How to calculate the discrete likelihood in stan

I am writing likelihood within the formula in an aritcle, but it does not work, could someone tell me where is the issue

model {
  for (n in 1:N_w) {
    array[N_w, Z_ILI[n]] real l;
    for (z in 1:Z_ILI[n]) {
      l[n][z] = 0;
      real log_cdf_upper = neg_binomial_2_lcdf(Z_ILI[n] | m_ILIw[n] * rho_a+0.00001, phi_ILI);
      real qpossionlikelihood = neg_binomial_2_lpmf(z | m_ILIw[n] * rho_a+0.00001, 
      phi_ILI) - log_cdf_upper;
      real binomiallikelihood = binomial_lpmf(n_ILIp[n] | n_ILI[n], z*0.9999/Z_ILI[n]);
      l[n][z] = exp(qpossionlikelihood) * exp(binomiallikelihood);
    }
    print(l[n]);
    target += log(sum(l[n]));
  }
} 

屏幕截图 2024-07-16 221046

Any hints oas to what’s going wrong?

Maybe you could unpack that notation. What is the three-argument “Bin” function doing and is “nBin” a different function? If it’s negative binomial, which of the bajillion parameterizations is “nBin” assuming? Is v_i^{+} etc. some kind of array or function?

This is going to be a problem. The exp() is likely to underflow. It’s better to do the following, which won’t underflow.

logl[n][z] = qpoisson_likleihood + binomial_likelihood;
...
target += log_sum_exp(logl[n]);

Also, “poisson” is misspelled and I’d highly recommend _ for separating words.

You also don’t need to set l[n][z] = 0 before resetting it.

Fudging things to positive with +0.00001 is almost never a good idea. If you’re having problems where things underflow, there are other issues with your model that this kind of thing won’t solve.
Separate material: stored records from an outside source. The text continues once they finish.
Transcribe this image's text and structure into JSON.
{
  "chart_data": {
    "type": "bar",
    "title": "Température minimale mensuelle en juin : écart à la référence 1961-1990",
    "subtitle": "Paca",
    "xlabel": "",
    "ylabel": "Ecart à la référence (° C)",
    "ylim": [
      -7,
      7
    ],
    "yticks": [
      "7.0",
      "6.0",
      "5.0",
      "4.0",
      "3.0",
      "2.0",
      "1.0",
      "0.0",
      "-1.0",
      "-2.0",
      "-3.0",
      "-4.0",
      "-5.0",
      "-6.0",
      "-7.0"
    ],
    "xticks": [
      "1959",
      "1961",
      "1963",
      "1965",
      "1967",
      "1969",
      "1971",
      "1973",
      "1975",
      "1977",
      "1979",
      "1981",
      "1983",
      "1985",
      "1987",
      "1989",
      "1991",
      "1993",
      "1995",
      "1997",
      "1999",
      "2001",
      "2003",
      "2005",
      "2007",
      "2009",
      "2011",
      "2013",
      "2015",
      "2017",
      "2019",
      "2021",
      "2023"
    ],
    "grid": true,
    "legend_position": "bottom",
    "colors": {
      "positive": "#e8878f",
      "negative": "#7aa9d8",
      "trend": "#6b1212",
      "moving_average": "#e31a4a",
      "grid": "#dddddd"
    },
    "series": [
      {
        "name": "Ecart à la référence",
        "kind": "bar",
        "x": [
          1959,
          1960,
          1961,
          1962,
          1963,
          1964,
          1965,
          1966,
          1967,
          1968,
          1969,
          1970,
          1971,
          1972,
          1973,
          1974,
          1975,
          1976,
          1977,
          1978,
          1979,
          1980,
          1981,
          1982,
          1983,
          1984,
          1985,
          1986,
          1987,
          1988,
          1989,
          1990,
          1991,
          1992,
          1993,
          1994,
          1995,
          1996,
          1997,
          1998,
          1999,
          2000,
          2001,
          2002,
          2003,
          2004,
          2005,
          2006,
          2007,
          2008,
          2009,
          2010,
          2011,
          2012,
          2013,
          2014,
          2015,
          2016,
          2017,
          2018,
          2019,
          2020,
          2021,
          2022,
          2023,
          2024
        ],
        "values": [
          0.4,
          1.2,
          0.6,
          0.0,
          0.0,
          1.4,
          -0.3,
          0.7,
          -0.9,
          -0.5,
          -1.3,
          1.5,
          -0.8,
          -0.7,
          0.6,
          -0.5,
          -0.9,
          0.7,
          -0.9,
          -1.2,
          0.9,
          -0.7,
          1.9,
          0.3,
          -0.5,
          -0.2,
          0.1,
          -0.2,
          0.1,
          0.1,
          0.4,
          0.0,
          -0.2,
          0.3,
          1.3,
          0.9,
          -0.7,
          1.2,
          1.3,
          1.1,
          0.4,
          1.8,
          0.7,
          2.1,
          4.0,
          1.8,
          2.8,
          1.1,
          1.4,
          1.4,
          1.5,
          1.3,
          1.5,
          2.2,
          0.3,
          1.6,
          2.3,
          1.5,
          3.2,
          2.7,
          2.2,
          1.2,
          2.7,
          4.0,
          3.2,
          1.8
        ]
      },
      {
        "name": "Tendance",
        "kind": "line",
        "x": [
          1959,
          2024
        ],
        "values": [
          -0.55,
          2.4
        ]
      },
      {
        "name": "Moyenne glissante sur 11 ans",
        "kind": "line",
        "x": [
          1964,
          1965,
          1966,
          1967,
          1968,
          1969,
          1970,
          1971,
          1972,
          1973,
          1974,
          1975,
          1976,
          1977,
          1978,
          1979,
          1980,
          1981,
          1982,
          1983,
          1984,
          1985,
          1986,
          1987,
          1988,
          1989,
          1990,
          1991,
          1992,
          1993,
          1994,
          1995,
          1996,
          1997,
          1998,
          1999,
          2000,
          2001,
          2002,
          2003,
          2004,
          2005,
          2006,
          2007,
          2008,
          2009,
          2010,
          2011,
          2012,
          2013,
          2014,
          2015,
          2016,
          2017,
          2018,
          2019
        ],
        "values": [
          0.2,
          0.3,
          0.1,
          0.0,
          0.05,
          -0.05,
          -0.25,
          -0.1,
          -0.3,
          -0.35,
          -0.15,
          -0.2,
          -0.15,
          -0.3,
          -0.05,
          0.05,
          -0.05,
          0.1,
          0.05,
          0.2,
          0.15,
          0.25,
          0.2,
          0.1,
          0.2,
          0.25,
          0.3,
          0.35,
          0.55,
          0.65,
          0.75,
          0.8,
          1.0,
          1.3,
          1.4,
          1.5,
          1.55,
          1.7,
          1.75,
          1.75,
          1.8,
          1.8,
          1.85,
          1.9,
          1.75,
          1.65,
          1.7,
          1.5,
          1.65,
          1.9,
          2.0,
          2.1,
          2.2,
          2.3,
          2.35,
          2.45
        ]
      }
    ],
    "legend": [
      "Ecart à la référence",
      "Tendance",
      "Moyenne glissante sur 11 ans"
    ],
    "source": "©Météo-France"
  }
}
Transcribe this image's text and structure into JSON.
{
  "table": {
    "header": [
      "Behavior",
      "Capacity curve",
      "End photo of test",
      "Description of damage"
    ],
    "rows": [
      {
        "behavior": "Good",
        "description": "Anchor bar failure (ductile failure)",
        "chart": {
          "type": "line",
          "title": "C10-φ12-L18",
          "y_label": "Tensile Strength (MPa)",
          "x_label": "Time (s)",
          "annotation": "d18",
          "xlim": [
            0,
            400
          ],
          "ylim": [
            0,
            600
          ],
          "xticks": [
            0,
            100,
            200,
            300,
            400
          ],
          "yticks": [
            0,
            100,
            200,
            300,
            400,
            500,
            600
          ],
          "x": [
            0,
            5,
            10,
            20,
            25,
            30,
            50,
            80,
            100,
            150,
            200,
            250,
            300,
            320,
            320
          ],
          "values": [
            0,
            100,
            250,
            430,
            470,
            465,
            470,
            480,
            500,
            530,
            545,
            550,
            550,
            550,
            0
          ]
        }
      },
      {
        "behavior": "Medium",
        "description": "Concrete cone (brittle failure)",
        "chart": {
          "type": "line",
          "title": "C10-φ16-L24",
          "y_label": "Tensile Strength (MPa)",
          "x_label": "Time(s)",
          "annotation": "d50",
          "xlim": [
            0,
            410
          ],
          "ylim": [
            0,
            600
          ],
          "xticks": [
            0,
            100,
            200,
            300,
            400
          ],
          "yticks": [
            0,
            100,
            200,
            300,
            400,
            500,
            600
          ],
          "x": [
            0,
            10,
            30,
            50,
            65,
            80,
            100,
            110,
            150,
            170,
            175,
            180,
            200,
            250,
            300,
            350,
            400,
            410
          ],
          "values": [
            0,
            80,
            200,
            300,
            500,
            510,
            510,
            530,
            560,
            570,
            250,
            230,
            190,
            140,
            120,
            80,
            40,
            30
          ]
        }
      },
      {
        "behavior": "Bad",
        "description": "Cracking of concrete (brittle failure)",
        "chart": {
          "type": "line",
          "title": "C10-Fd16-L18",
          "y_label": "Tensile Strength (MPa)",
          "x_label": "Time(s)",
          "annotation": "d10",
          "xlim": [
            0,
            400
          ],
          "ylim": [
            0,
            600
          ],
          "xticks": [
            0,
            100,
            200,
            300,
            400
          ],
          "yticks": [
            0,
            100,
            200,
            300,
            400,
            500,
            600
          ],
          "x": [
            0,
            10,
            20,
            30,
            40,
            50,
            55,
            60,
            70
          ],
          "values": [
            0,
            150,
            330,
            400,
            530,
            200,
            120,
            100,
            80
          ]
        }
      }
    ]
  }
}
Thank you for your response; it has been quite beneficial. However, I’ve noticed that the computation of l[n] is quite time-consuming, is there any algorithm to accelerate it? In the context of negative binomial and binomial distributions, the parameter z serves as an auxiliary variable that is used to discrete the likelihood function. The terms v_i^+ , v_i and Z_i represent the data, \zeta_i represents the model output, while ψ denotes the overdispersion parameter."

model {
  E_0 ~ uniform(10, Y_C[1] * 10);
  beta_C ~ normal(1, 0.5);
  R0 ~ gamma(2, 1);
  beta_fixed ~ gamma(2, 1);
  alpha_init ~ gamma(2.5, 5); // C95 for rho(t): 0.08312116 1.28325020
  phi_C ~ normal(50, 10);
  phi_ILI ~ uniform(0, 100);
  rho_a ~ beta(1, 5);
  Y_C ~ neg_binomial_2(m_c * rho_C, phi_C);
  for (n in 1:N_w) {
    array[N_w, Z_ILI[n]] real logl;
    for (z in 1:Z_ILI[n]) {
      real log_cdf_upper = normal_lcdf(Z_ILI[n] | m_ILIw[n] * rho_a, 
      sqrt(m_ILIw[n] * rho_a + (m_ILIw[n] * rho_a)^2/phi_ILI));
      real nbinomia_likelihood = normal_lpdf(z | m_ILIw[n] * rho_a, 
      sqrt(m_ILIw[n] * rho_a + (m_ILIw[n] * rho_a)^2/phi_ILI)) - log_cdf_upper;
      real binomia_llikelihood = binomial_lpmf(n_ILIp[n] | n_ILI[n], z*0.9999/Z_ILI[n]);
      logl[n][z] = nbinomia_likelihood + binomial_likelihood;
    }
    target += log_sum_exp(logl[n]);
    // print(target());
  }
  Ysero_p ~ binomial(sero_ss, R[sero_d]/N);
}

I don’t see a way to make this a lot faster. The best I can see to do is to not repeat calculations like sqrt(m_ILIw[n] * rho_a + (m_ILIw[n] * rho_a)^2/phi_ILI) because they’re relatively expensive. You can also vectorize some of these operations,

vector[N_w] foo = sqrt(m_ILIw * rho_a + (m_ILIw * rho_a)^2 / phi_ILI)

and then access foo[n]. It should be a bit faster in vectorized form.’

then you have terms like log_cdf_upper than can be pulled up out of the z loop because they don’t depend on z.

Hacks like z * 0.9999 are almost always a bad idea if they were introduced to patch a problem with a model hitting a boundary. You want to use a prior or a better model and avoid boundaries of parameter space in estimation.

Thank you for your patience! I have rescaled the size of Z_ILI[n], and now the code runs much faster, just as I had hoped. Additionally, your suggestion on vectorization was incredibly insightful and helpful—many thanks!